Voltaire's exile in Great Britain lasted nearly three years, and his experiences there greatly influenced his thinking. He was intrigued by Britain's constitutional monarchy in contrast to the French absolute monarchy, and by the country's greater support of the freedoms of speech and religion. He was also influenced by several neoclassical writers of the age, and developed an interest in earlier English literature, especially the works of Shakespeare, still relatively unknown in continental Europe.

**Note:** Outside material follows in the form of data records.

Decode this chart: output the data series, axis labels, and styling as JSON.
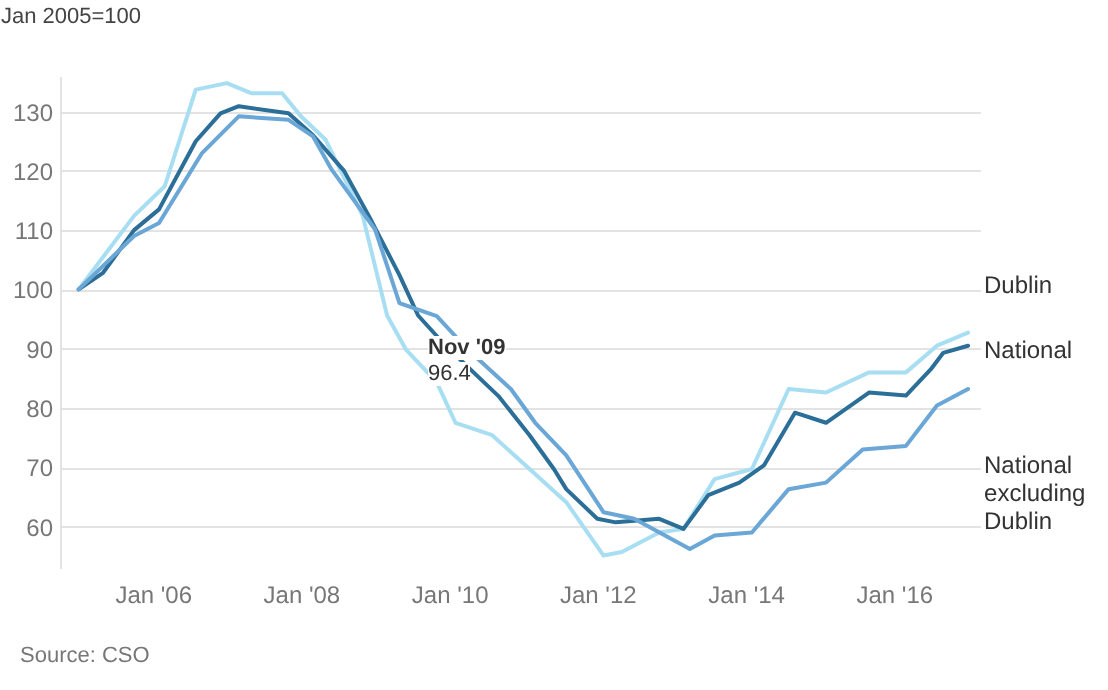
{
  "chart_data": {
    "type": "line",
    "ylabel": "Jan 2005=100",
    "xlim": [
      "2004-10",
      "2017-03"
    ],
    "ylim": [
      53,
      136
    ],
    "xticks": [
      {
        "value": "2006-01",
        "label": "Jan '06"
      },
      {
        "value": "2008-01",
        "label": "Jan '08"
      },
      {
        "value": "2010-01",
        "label": "Jan '10"
      },
      {
        "value": "2012-01",
        "label": "Jan '12"
      },
      {
        "value": "2014-01",
        "label": "Jan '14"
      },
      {
        "value": "2016-01",
        "label": "Jan '16"
      }
    ],
    "yticks": [
      60,
      70,
      80,
      90,
      100,
      110,
      120,
      130
    ],
    "grid": "y",
    "legend": false,
    "annotations": [
      "Nov '09",
      "96.4",
      "Source: CSO"
    ],
    "series": [
      {
        "name": "Dublin",
        "color": "#a8def2",
        "x": [
          "2005-01",
          "2005-10",
          "2006-03",
          "2006-08",
          "2007-01",
          "2007-05",
          "2007-10",
          "2008-01",
          "2008-05",
          "2008-11",
          "2009-03",
          "2009-06",
          "2009-11",
          "2010-02",
          "2010-08",
          "2011-02",
          "2011-08",
          "2012-02",
          "2012-05",
          "2012-11",
          "2013-03",
          "2013-08",
          "2014-02",
          "2014-08",
          "2015-02",
          "2015-09",
          "2016-03",
          "2016-08",
          "2017-01"
        ],
        "values": [
          100,
          112.4,
          117.4,
          133.7,
          134.8,
          133.1,
          133.1,
          129.2,
          125.3,
          112.4,
          95.6,
          89.9,
          84.3,
          77.5,
          75.4,
          69.7,
          64.1,
          55.1,
          55.7,
          59,
          59.6,
          68,
          69.7,
          83.2,
          82.6,
          86,
          86,
          90.5,
          92.7
        ]
      },
      {
        "name": "National",
        "color": "#2b6e97",
        "x": [
          "2005-01",
          "2005-05",
          "2005-10",
          "2006-02",
          "2006-08",
          "2006-12",
          "2007-03",
          "2007-11",
          "2008-03",
          "2008-08",
          "2008-12",
          "2009-05",
          "2009-08",
          "2009-12",
          "2010-05",
          "2010-09",
          "2011-02",
          "2011-06",
          "2011-08",
          "2012-01",
          "2012-04",
          "2012-11",
          "2013-03",
          "2013-07",
          "2013-12",
          "2014-04",
          "2014-09",
          "2015-02",
          "2015-09",
          "2016-03",
          "2016-07",
          "2016-09",
          "2017-01"
        ],
        "values": [
          100,
          102.8,
          110,
          113.5,
          125,
          129.7,
          130.9,
          129.7,
          126,
          120,
          112.4,
          102.4,
          95.6,
          91,
          86,
          82,
          75.4,
          69.7,
          66.3,
          61.3,
          60.7,
          61.3,
          59.6,
          65.3,
          67.4,
          70.3,
          79.2,
          77.5,
          82.6,
          82.1,
          86.5,
          89.3,
          90.5
        ]
      },
      {
        "name": "National excluding Dublin",
        "color": "#6aa6d6",
        "x": [
          "2005-01",
          "2005-10",
          "2006-02",
          "2006-09",
          "2007-03",
          "2007-11",
          "2008-03",
          "2008-06",
          "2009-01",
          "2009-05",
          "2009-11",
          "2010-04",
          "2010-11",
          "2011-03",
          "2011-08",
          "2012-02",
          "2012-07",
          "2013-04",
          "2013-08",
          "2014-02",
          "2014-08",
          "2015-02",
          "2015-08",
          "2016-03",
          "2016-08",
          "2017-01"
        ],
        "values": [
          100,
          109,
          111.2,
          123,
          129.2,
          128.6,
          125.8,
          120.2,
          110.1,
          97.7,
          95.5,
          89.9,
          83.2,
          77.5,
          72,
          62.4,
          61.3,
          56.2,
          58.5,
          59,
          66.3,
          67.4,
          73,
          73.6,
          80.4,
          83.2
        ]
      }
    ]
  }
}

After almost three years in exile, Voltaire returned to Paris and published his views on British attitudes toward government, literature, and religion in a collection of essays in letter form entitled "Letters concerning the English Nation" (London, 1733). Because Voltaire regarded the British constitutional monarchy as more developed and more respectful of human rights (particularly religious tolerance) than its French counterpart, the French publication of "Letters" caused controversy; the book was burnt and Voltaire was forced again to flee.
|Émilie du Châtelet|
Having learned from his previous brushes with the authorities, Voltaire began his future habit of keeping out of personal harm's way, and denying any awkward responsibility. He continued to write plays, such as Mérope (or "La Mérope française") and began his long researches into science and history. Again, a main source of inspiration for Voltaire were the years of his British exile, during which he had been strongly influenced by the works of Sir Isaac Newton. Voltaire strongly believed in Newton's theories, especially concerning optics (Newton’s discovery that white light is composed of all the colours in the spectrum led to many experiments at Cirey), and gravity (Voltaire is the source of the famous story of Newton and the apple falling from the tree, which he had learned from Newton's niece in London and first mentioned in his Essai sur la poésie épique, or Essay on Epic Poetry).

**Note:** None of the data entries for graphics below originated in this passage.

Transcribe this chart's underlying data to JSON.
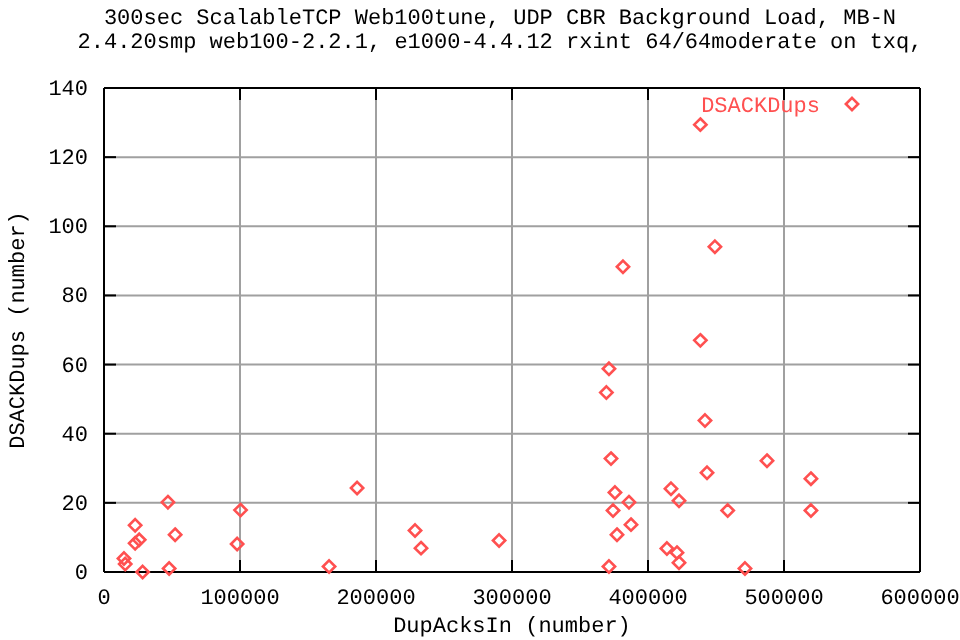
{
  "chart_data": {
    "type": "scatter",
    "title": "300sec ScalableTCP Web100tune, UDP CBR Background Load, MB-N",
    "subtitle": "2.4.20smp web100-2.2.1, e1000-4.4.12 rxint 64/64moderate on txq,",
    "xlabel": "DupAcksIn (number)",
    "ylabel": "DSACKDups (number)",
    "xlim": [
      0,
      600000
    ],
    "xticks": [
      0,
      100000,
      200000,
      300000,
      400000,
      500000,
      600000
    ],
    "ylim": [
      0,
      140
    ],
    "yticks": [
      0,
      20,
      40,
      60,
      80,
      100,
      120,
      140
    ],
    "grid": true,
    "legend": "top right",
    "marker": "diamond",
    "series": [
      {
        "name": "DSACKDups",
        "color": "#ff5050",
        "x": [
          14700,
          15600,
          22900,
          22900,
          25900,
          28400,
          47000,
          52300,
          47900,
          100400,
          97900,
          165500,
          186100,
          228700,
          233100,
          290500,
          438500,
          449200,
          381600,
          438500,
          371300,
          369400,
          441900,
          372800,
          487500,
          443400,
          519800,
          416900,
          375700,
          386000,
          422800,
          374300,
          458600,
          519800,
          387500,
          377200,
          413900,
          421300,
          422800,
          371300,
          471300
        ],
        "values": [
          3.9,
          2.3,
          13.5,
          8.3,
          9.3,
          0,
          20.2,
          10.8,
          1,
          17.9,
          8.1,
          1.6,
          24.3,
          12,
          6.9,
          9.1,
          129.4,
          94.1,
          88.3,
          67,
          58.8,
          51.9,
          43.8,
          32.8,
          32.2,
          28.7,
          27,
          24.1,
          23,
          20.2,
          20.6,
          17.8,
          17.8,
          17.8,
          13.7,
          10.8,
          6.8,
          5.6,
          2.7,
          1.6,
          1
        ]
      }
    ]
  }
}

Though deeply committed to the Marquise, Voltaire by 1744 found life at the château confining. On a visit to Paris that year, he found a new love: his niece. At first, his attraction to Marie Louise Mignot was clearly sexual, as evidenced by his letters to her (only discovered in 1937). Much later, they lived together, perhaps platonically, and remained together until Voltaire's death. Meanwhile, the Marquise also took a lover, the Marquis de Saint-Lambert.

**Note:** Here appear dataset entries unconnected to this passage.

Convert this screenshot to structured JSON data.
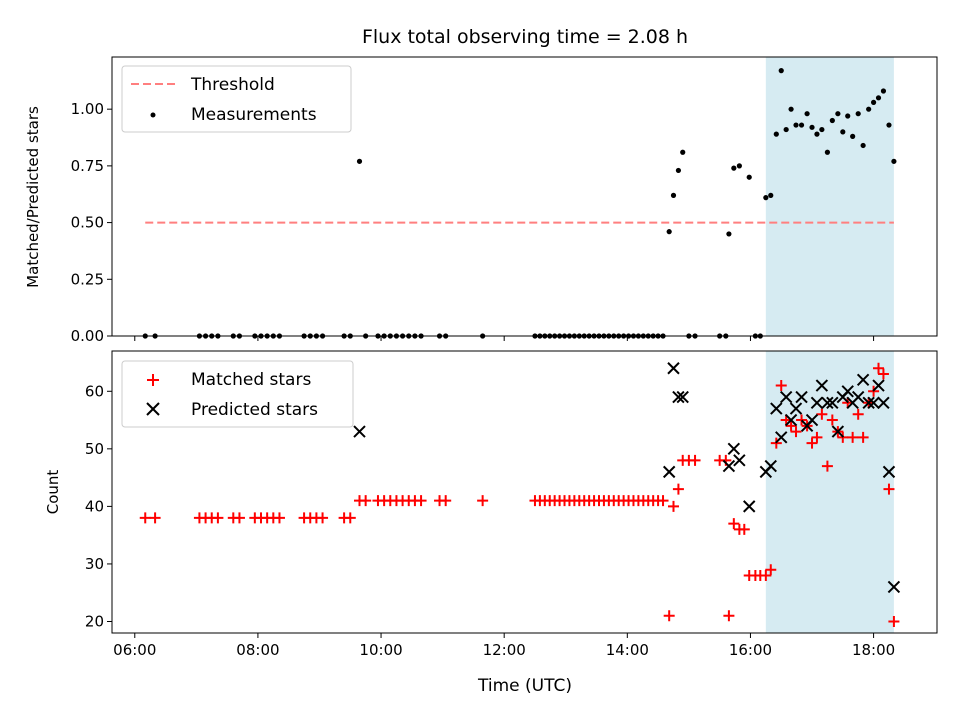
{
  "chart_data": {
    "title": "Flux total observing time = 2.08 h",
    "x": {
      "label": "Time (UTC)",
      "range_hours": [
        5.63,
        19.03
      ],
      "ticks": [
        6,
        8,
        10,
        12,
        14,
        16,
        18
      ],
      "tick_labels": [
        "06:00",
        "08:00",
        "10:00",
        "12:00",
        "14:00",
        "16:00",
        "18:00"
      ]
    },
    "highlight_span_hours": [
      16.25,
      18.33
    ],
    "colors": {
      "highlight": "#add8e6",
      "threshold": "#ff7f7f",
      "measurements": "#000000",
      "matched": "#ff0000",
      "predicted": "#000000"
    },
    "panels": [
      {
        "type": "scatter",
        "ylabel": "Matched/Predicted stars",
        "ylim": [
          0,
          1.23
        ],
        "yticks": [
          0,
          0.25,
          0.5,
          0.75,
          1.0
        ],
        "ytick_labels": [
          "0.00",
          "0.25",
          "0.50",
          "0.75",
          "1.00"
        ],
        "legend": {
          "position": "upper-left",
          "entries": [
            {
              "label": "Threshold",
              "marker": "dashed-line"
            },
            {
              "label": "Measurements",
              "marker": "dot"
            }
          ]
        },
        "threshold": {
          "value": 0.5,
          "x_range": [
            6.17,
            18.33
          ]
        },
        "measurements": [
          [
            6.17,
            0
          ],
          [
            6.33,
            0
          ],
          [
            7.05,
            0
          ],
          [
            7.15,
            0
          ],
          [
            7.25,
            0
          ],
          [
            7.35,
            0
          ],
          [
            7.6,
            0
          ],
          [
            7.7,
            0
          ],
          [
            7.95,
            0
          ],
          [
            8.05,
            0
          ],
          [
            8.15,
            0
          ],
          [
            8.25,
            0
          ],
          [
            8.35,
            0
          ],
          [
            8.75,
            0
          ],
          [
            8.85,
            0
          ],
          [
            8.95,
            0
          ],
          [
            9.05,
            0
          ],
          [
            9.4,
            0
          ],
          [
            9.5,
            0
          ],
          [
            9.65,
            0.77
          ],
          [
            9.75,
            0
          ],
          [
            9.95,
            0
          ],
          [
            10.05,
            0
          ],
          [
            10.15,
            0
          ],
          [
            10.25,
            0
          ],
          [
            10.35,
            0
          ],
          [
            10.45,
            0
          ],
          [
            10.55,
            0
          ],
          [
            10.65,
            0
          ],
          [
            10.95,
            0
          ],
          [
            11.05,
            0
          ],
          [
            11.65,
            0
          ],
          [
            12.5,
            0
          ],
          [
            12.58,
            0
          ],
          [
            12.66,
            0
          ],
          [
            12.74,
            0
          ],
          [
            12.82,
            0
          ],
          [
            12.9,
            0
          ],
          [
            12.98,
            0
          ],
          [
            13.06,
            0
          ],
          [
            13.14,
            0
          ],
          [
            13.22,
            0
          ],
          [
            13.3,
            0
          ],
          [
            13.38,
            0
          ],
          [
            13.46,
            0
          ],
          [
            13.54,
            0
          ],
          [
            13.62,
            0
          ],
          [
            13.7,
            0
          ],
          [
            13.78,
            0
          ],
          [
            13.86,
            0
          ],
          [
            13.94,
            0
          ],
          [
            14.02,
            0
          ],
          [
            14.1,
            0
          ],
          [
            14.18,
            0
          ],
          [
            14.26,
            0
          ],
          [
            14.34,
            0
          ],
          [
            14.42,
            0
          ],
          [
            14.5,
            0
          ],
          [
            14.58,
            0
          ],
          [
            14.68,
            0.46
          ],
          [
            14.75,
            0.62
          ],
          [
            14.83,
            0.73
          ],
          [
            14.9,
            0.81
          ],
          [
            15.0,
            0
          ],
          [
            15.1,
            0
          ],
          [
            15.5,
            0
          ],
          [
            15.6,
            0
          ],
          [
            15.65,
            0.45
          ],
          [
            15.73,
            0.74
          ],
          [
            15.82,
            0.75
          ],
          [
            15.98,
            0.7
          ],
          [
            16.08,
            0
          ],
          [
            16.16,
            0
          ],
          [
            16.25,
            0.61
          ],
          [
            16.33,
            0.62
          ],
          [
            16.42,
            0.89
          ],
          [
            16.5,
            1.17
          ],
          [
            16.58,
            0.91
          ],
          [
            16.66,
            1.0
          ],
          [
            16.74,
            0.93
          ],
          [
            16.83,
            0.93
          ],
          [
            16.92,
            0.98
          ],
          [
            17.0,
            0.92
          ],
          [
            17.08,
            0.89
          ],
          [
            17.16,
            0.91
          ],
          [
            17.25,
            0.81
          ],
          [
            17.33,
            0.95
          ],
          [
            17.42,
            0.98
          ],
          [
            17.5,
            0.9
          ],
          [
            17.58,
            0.97
          ],
          [
            17.66,
            0.88
          ],
          [
            17.75,
            0.98
          ],
          [
            17.83,
            0.84
          ],
          [
            17.92,
            1.0
          ],
          [
            18.0,
            1.03
          ],
          [
            18.08,
            1.05
          ],
          [
            18.16,
            1.08
          ],
          [
            18.25,
            0.93
          ],
          [
            18.33,
            0.77
          ]
        ]
      },
      {
        "type": "scatter",
        "ylabel": "Count",
        "ylim": [
          18,
          67
        ],
        "yticks": [
          20,
          30,
          40,
          50,
          60
        ],
        "ytick_labels": [
          "20",
          "30",
          "40",
          "50",
          "60"
        ],
        "legend": {
          "position": "upper-left",
          "entries": [
            {
              "label": "Matched stars",
              "marker": "plus"
            },
            {
              "label": "Predicted stars",
              "marker": "x"
            }
          ]
        },
        "matched_stars": [
          [
            6.17,
            38
          ],
          [
            6.33,
            38
          ],
          [
            7.05,
            38
          ],
          [
            7.15,
            38
          ],
          [
            7.25,
            38
          ],
          [
            7.35,
            38
          ],
          [
            7.6,
            38
          ],
          [
            7.7,
            38
          ],
          [
            7.95,
            38
          ],
          [
            8.05,
            38
          ],
          [
            8.15,
            38
          ],
          [
            8.25,
            38
          ],
          [
            8.35,
            38
          ],
          [
            8.75,
            38
          ],
          [
            8.85,
            38
          ],
          [
            8.95,
            38
          ],
          [
            9.05,
            38
          ],
          [
            9.4,
            38
          ],
          [
            9.5,
            38
          ],
          [
            9.65,
            41
          ],
          [
            9.75,
            41
          ],
          [
            9.95,
            41
          ],
          [
            10.05,
            41
          ],
          [
            10.15,
            41
          ],
          [
            10.25,
            41
          ],
          [
            10.35,
            41
          ],
          [
            10.45,
            41
          ],
          [
            10.55,
            41
          ],
          [
            10.65,
            41
          ],
          [
            10.95,
            41
          ],
          [
            11.05,
            41
          ],
          [
            11.65,
            41
          ],
          [
            12.5,
            41
          ],
          [
            12.58,
            41
          ],
          [
            12.66,
            41
          ],
          [
            12.74,
            41
          ],
          [
            12.82,
            41
          ],
          [
            12.9,
            41
          ],
          [
            12.98,
            41
          ],
          [
            13.06,
            41
          ],
          [
            13.14,
            41
          ],
          [
            13.22,
            41
          ],
          [
            13.3,
            41
          ],
          [
            13.38,
            41
          ],
          [
            13.46,
            41
          ],
          [
            13.54,
            41
          ],
          [
            13.62,
            41
          ],
          [
            13.7,
            41
          ],
          [
            13.78,
            41
          ],
          [
            13.86,
            41
          ],
          [
            13.94,
            41
          ],
          [
            14.02,
            41
          ],
          [
            14.1,
            41
          ],
          [
            14.18,
            41
          ],
          [
            14.26,
            41
          ],
          [
            14.34,
            41
          ],
          [
            14.42,
            41
          ],
          [
            14.5,
            41
          ],
          [
            14.58,
            41
          ],
          [
            14.68,
            21
          ],
          [
            14.75,
            40
          ],
          [
            14.83,
            43
          ],
          [
            14.9,
            48
          ],
          [
            15.0,
            48
          ],
          [
            15.1,
            48
          ],
          [
            15.5,
            48
          ],
          [
            15.6,
            48
          ],
          [
            15.65,
            21
          ],
          [
            15.73,
            37
          ],
          [
            15.82,
            36
          ],
          [
            15.9,
            36
          ],
          [
            15.98,
            28
          ],
          [
            16.08,
            28
          ],
          [
            16.16,
            28
          ],
          [
            16.25,
            28
          ],
          [
            16.33,
            29
          ],
          [
            16.42,
            51
          ],
          [
            16.5,
            61
          ],
          [
            16.58,
            55
          ],
          [
            16.66,
            54
          ],
          [
            16.74,
            53
          ],
          [
            16.83,
            55
          ],
          [
            16.92,
            54
          ],
          [
            17.0,
            51
          ],
          [
            17.08,
            52
          ],
          [
            17.16,
            56
          ],
          [
            17.25,
            47
          ],
          [
            17.33,
            55
          ],
          [
            17.42,
            53
          ],
          [
            17.5,
            52
          ],
          [
            17.58,
            58
          ],
          [
            17.66,
            52
          ],
          [
            17.75,
            56
          ],
          [
            17.83,
            52
          ],
          [
            17.92,
            58
          ],
          [
            18.0,
            60
          ],
          [
            18.08,
            64
          ],
          [
            18.16,
            63
          ],
          [
            18.25,
            43
          ],
          [
            18.33,
            20
          ]
        ],
        "predicted_stars": [
          [
            9.65,
            53
          ],
          [
            14.68,
            46
          ],
          [
            14.75,
            64
          ],
          [
            14.83,
            59
          ],
          [
            14.9,
            59
          ],
          [
            15.65,
            47
          ],
          [
            15.73,
            50
          ],
          [
            15.82,
            48
          ],
          [
            15.98,
            40
          ],
          [
            16.25,
            46
          ],
          [
            16.33,
            47
          ],
          [
            16.42,
            57
          ],
          [
            16.5,
            52
          ],
          [
            16.58,
            59
          ],
          [
            16.66,
            55
          ],
          [
            16.74,
            57
          ],
          [
            16.83,
            59
          ],
          [
            16.92,
            54
          ],
          [
            17.0,
            55
          ],
          [
            17.08,
            58
          ],
          [
            17.16,
            61
          ],
          [
            17.25,
            58
          ],
          [
            17.33,
            58
          ],
          [
            17.42,
            53
          ],
          [
            17.5,
            59
          ],
          [
            17.58,
            60
          ],
          [
            17.66,
            58
          ],
          [
            17.75,
            59
          ],
          [
            17.83,
            62
          ],
          [
            17.92,
            58
          ],
          [
            18.0,
            58
          ],
          [
            18.08,
            61
          ],
          [
            18.16,
            58
          ],
          [
            18.25,
            46
          ],
          [
            18.33,
            26
          ]
        ]
      }
    ]
  }
}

|Guests of Frederick the Great|
Voltaire headed toward Paris, but Louis XV banned him from the city, so instead he turned to Geneva, near which he bought a large estate (Les Délices). Though he was received openly at first, the law in Geneva which banned theatrical performances and the publication of The Maid of Orleans against his will made him move at the end of 1758 out of Geneva across the French border to Ferney, where he had bought an even larger estate, and led to Voltaire's writing of Candide, ou l'Optimisme (Candide, or Optimism) in 1759. This satire on Leibniz's philosophy of optimistic determinism remains the work for which Voltaire is perhaps best known. He would stay in Ferney for most of the remaining 20 years of his life, frequently entertaining distinguished guests, like James Boswell, Adam Smith, Giacomo Casanova, and Edward Gibbon.